O novo Anchieta teve assembléias constantes, muitas festas – reintegrando pessoas e refazendo/fortalecendo laços familiares e comunitários. Uma nova sociedade nascia ali, no projeto de construção de um novo mundo daquelas pessoas que integravam o novo governo municipal santista comandado pela militante Telma de Souza. Estava na raiz ideológica do partido político que a levara ao poder este compromisso de solidariedade. O resultado é que os loucos simplesmente desapareceram do cenário da cidade, embora aqueles assim catalogados estejam entre nós – vivendo e contribuindo.

 

A estratégia aplicada em Santos baseou-se em duas idéias, simples, baseadas nas reformas dos manicômios da Itália por Franco Basaglia nos anos 70: a primeira é que estas pessoas sofrem de uma doença crônica – ou não -, sem perspectiva de alta hospitalar. Se sofrem, não adianta interná-los, porque não vão ser curados, nunca terão alta. Se sofrem desajuste, devem ser reenquadrados, reintegrados, como nos programas que foram desenvolvidos.

 

A segunda idéia é que eles não são perigosos e não merecem ficar presos, sendo torturados, submetidos a fortes medicamentos, eletrochoques, privações - que podem melhorar sensivelmente apenas com a evolução dos seus níveis de qualidade de vida, de contato uns com os outros, com os de fora, com a família, com atividades esportivas, culturais, sociais.

 

Santos foi notícia no país e no  mundo inteiro por sua ação redentora de seres e sistemas produtores de vida.

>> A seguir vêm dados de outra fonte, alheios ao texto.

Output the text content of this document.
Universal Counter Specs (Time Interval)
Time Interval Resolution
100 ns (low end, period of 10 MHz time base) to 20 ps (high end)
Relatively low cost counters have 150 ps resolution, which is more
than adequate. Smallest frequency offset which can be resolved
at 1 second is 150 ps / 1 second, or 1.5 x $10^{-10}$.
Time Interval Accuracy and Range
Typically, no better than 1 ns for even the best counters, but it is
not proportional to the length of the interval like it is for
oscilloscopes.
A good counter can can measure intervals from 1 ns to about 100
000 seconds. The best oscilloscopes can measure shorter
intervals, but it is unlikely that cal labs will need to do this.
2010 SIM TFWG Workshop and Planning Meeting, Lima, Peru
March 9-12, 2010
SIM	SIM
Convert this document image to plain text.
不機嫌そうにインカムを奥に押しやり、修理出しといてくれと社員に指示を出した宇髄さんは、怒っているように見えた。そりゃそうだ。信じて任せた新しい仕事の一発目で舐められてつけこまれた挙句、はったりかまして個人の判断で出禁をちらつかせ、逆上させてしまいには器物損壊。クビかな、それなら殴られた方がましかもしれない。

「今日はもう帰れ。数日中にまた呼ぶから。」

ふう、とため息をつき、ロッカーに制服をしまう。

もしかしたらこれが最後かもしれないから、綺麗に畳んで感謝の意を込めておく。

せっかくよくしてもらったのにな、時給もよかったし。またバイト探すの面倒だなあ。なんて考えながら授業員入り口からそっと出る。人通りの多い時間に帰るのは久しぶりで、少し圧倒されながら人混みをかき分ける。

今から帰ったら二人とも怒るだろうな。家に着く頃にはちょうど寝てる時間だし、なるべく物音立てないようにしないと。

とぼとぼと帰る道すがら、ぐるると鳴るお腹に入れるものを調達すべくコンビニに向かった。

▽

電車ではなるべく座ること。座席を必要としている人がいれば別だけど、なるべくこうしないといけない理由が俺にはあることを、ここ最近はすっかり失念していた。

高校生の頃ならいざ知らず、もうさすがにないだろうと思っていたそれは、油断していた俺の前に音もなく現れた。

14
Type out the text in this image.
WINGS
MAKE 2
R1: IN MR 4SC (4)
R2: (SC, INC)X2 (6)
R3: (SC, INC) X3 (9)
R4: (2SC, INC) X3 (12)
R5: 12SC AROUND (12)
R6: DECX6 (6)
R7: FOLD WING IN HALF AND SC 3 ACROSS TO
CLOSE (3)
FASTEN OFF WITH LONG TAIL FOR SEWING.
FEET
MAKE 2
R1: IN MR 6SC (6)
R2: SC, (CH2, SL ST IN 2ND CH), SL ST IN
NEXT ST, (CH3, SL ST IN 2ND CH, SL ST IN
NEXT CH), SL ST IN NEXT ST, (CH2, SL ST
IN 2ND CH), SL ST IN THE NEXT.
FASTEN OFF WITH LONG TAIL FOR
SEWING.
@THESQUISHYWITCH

Por este episódio importante da história a cidade é que fazemos este registro do resgate de pessoas humanas, rumo à construção de um novo paradigma social que exige novas formas de procedimento não-egoísta e mais solidário, que respeite o outro como a si mesmo.

 

Nos tempos em que atuou como diretor do Hospício de Gorizia, na Itália, o autor do exemplo modelar de Santos Franco Basaglia, refletindo sobre a natureza da instituição, propõe a destruição da instituição psiquiátrica, propondo, como método de cura, a devolução da liberdade que havia lhe sido tomada pelo próprio psiquiatra, que deveria recusar a idéia da institucionalização do manicômio – não apenas melhorá-lo, mas extingui-lo, o que foi feito em Santos.